Es muy difícil tener todo bajo control ¿cierto?
Una montaña rusa de emociones nos inunda de vez en cuando, pendiente de la necesidad de hacernos sentir, porque sentir de vez en cuando está perfectamente bien. Sentir con el alma nos lleva a expresar, expresar sin temor a ser juzgado.
En este mundo tan irreal, está perfectamente normalizado esconder las emociones. Entrar en un caparazón que solo esconde nuestro interior del exterior es la opción mas cómoda, pero al final a largo plazo trae terribles resultados: “la explosión.”
Cuando el desespero le gana a la necesidad simplemente todo se sale de control. Las emociones que antes se escondían en ese caparazón ahora solo se desbordan a su antojo, no se controlan.
Entonces ahora te pregunto:
¿No hubiera sido mejor expresar antes lo que sentías?

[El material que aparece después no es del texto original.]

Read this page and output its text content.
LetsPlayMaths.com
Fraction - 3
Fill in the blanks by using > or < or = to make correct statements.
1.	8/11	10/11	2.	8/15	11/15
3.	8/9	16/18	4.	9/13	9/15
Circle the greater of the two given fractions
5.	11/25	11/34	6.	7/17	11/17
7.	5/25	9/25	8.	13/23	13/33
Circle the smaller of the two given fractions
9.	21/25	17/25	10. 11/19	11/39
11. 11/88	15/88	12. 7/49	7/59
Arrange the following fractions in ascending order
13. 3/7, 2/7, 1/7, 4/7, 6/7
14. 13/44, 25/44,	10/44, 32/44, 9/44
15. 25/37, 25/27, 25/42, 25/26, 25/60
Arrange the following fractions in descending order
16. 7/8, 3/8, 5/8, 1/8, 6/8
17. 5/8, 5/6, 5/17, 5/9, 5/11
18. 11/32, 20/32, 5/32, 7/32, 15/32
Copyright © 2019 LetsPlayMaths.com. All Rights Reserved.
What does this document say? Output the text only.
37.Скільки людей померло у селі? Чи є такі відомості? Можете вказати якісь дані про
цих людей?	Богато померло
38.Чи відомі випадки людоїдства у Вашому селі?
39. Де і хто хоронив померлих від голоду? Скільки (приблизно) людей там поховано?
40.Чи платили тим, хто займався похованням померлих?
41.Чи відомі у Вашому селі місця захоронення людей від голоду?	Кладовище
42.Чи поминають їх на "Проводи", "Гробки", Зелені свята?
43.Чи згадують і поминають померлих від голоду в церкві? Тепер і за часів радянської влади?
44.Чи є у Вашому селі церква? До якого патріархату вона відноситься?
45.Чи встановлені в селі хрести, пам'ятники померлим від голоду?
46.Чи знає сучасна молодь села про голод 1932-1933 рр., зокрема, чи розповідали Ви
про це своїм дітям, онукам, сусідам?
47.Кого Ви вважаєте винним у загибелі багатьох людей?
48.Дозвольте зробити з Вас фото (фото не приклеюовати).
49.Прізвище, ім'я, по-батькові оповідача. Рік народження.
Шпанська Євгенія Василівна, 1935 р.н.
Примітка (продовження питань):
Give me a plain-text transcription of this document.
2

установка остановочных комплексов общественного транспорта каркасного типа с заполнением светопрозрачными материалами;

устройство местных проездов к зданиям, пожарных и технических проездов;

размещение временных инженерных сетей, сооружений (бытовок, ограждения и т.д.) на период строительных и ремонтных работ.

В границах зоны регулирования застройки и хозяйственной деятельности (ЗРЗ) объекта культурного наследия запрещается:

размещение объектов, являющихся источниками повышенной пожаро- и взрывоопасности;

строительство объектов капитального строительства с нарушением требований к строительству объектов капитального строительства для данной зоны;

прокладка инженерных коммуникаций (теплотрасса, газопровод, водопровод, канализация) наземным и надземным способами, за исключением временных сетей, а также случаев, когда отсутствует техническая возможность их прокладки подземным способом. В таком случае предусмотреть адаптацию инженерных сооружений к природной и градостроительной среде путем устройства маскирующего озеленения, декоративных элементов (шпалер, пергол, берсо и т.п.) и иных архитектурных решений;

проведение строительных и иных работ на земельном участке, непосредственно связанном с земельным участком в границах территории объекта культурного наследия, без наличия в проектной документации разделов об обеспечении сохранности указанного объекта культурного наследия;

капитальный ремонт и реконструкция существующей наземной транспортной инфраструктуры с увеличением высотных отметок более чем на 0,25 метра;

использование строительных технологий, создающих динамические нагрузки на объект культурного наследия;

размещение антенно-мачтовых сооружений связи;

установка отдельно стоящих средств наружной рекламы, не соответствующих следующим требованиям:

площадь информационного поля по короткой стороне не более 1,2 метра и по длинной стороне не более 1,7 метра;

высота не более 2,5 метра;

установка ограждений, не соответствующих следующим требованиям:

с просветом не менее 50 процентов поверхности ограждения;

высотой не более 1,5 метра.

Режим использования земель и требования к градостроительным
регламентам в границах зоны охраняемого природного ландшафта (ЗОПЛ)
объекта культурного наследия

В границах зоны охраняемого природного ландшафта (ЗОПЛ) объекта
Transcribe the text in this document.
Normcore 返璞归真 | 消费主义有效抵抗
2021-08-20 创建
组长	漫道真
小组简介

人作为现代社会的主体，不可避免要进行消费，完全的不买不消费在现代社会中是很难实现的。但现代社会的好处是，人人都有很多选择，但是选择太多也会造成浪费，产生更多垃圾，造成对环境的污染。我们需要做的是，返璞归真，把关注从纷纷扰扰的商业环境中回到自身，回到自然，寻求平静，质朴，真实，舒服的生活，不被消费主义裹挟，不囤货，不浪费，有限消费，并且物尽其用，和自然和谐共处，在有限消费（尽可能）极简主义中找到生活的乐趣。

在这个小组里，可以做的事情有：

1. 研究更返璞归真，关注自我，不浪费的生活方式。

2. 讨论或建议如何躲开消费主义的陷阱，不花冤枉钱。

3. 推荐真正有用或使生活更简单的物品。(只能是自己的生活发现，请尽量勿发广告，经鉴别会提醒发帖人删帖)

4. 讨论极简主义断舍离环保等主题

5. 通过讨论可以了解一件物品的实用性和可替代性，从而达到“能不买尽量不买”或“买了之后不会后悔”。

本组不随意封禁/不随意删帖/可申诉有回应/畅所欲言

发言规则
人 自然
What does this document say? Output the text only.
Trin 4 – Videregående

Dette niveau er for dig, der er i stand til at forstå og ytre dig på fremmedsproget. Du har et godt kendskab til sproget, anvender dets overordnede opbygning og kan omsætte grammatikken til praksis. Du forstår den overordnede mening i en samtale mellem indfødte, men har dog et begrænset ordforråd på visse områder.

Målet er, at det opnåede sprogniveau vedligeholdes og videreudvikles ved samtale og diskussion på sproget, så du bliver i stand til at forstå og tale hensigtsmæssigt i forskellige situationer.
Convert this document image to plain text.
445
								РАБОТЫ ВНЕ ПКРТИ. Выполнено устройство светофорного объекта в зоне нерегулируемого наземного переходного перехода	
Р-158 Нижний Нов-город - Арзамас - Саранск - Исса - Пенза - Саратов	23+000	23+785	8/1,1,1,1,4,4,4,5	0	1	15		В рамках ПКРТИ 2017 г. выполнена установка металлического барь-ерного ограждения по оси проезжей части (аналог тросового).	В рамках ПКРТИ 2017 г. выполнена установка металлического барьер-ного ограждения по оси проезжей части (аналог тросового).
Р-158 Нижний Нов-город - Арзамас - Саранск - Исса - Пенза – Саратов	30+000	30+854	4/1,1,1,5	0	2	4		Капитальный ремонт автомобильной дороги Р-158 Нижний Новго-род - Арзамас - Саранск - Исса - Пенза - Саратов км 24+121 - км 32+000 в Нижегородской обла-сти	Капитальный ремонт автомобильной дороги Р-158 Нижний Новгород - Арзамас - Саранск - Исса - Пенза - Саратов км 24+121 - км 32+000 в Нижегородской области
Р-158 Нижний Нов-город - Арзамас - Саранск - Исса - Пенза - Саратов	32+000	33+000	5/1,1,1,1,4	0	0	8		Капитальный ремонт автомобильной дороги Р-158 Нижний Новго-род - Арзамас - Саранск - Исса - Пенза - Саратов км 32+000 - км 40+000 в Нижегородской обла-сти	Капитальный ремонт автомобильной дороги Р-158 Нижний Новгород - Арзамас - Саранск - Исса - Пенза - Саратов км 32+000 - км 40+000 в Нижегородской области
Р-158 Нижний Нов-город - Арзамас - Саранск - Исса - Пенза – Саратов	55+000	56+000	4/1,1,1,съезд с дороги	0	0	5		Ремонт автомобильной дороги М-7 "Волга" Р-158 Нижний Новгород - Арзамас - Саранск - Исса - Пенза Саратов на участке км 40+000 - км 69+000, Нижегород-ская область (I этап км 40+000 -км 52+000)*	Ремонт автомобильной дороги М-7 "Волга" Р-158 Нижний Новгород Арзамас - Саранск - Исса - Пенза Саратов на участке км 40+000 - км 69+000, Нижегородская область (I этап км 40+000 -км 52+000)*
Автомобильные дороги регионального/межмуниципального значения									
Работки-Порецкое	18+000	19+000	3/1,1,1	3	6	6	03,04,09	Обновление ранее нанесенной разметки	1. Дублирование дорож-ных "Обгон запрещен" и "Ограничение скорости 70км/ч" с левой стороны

Ahora que es muy tarde para controlar esa explosión, no queda de otra que recoger el desastre, ese que a veces viene en niveles desbordantes, ese que se presenta el preciso momento en el que ya no hay vuelta atrás.
Consejo del día:
Expresa tus emociones al momento de sentirlas, porque al esconderlas solo las aumentas y lo más seguro es que probablemente en algún momento el control se te salga de control.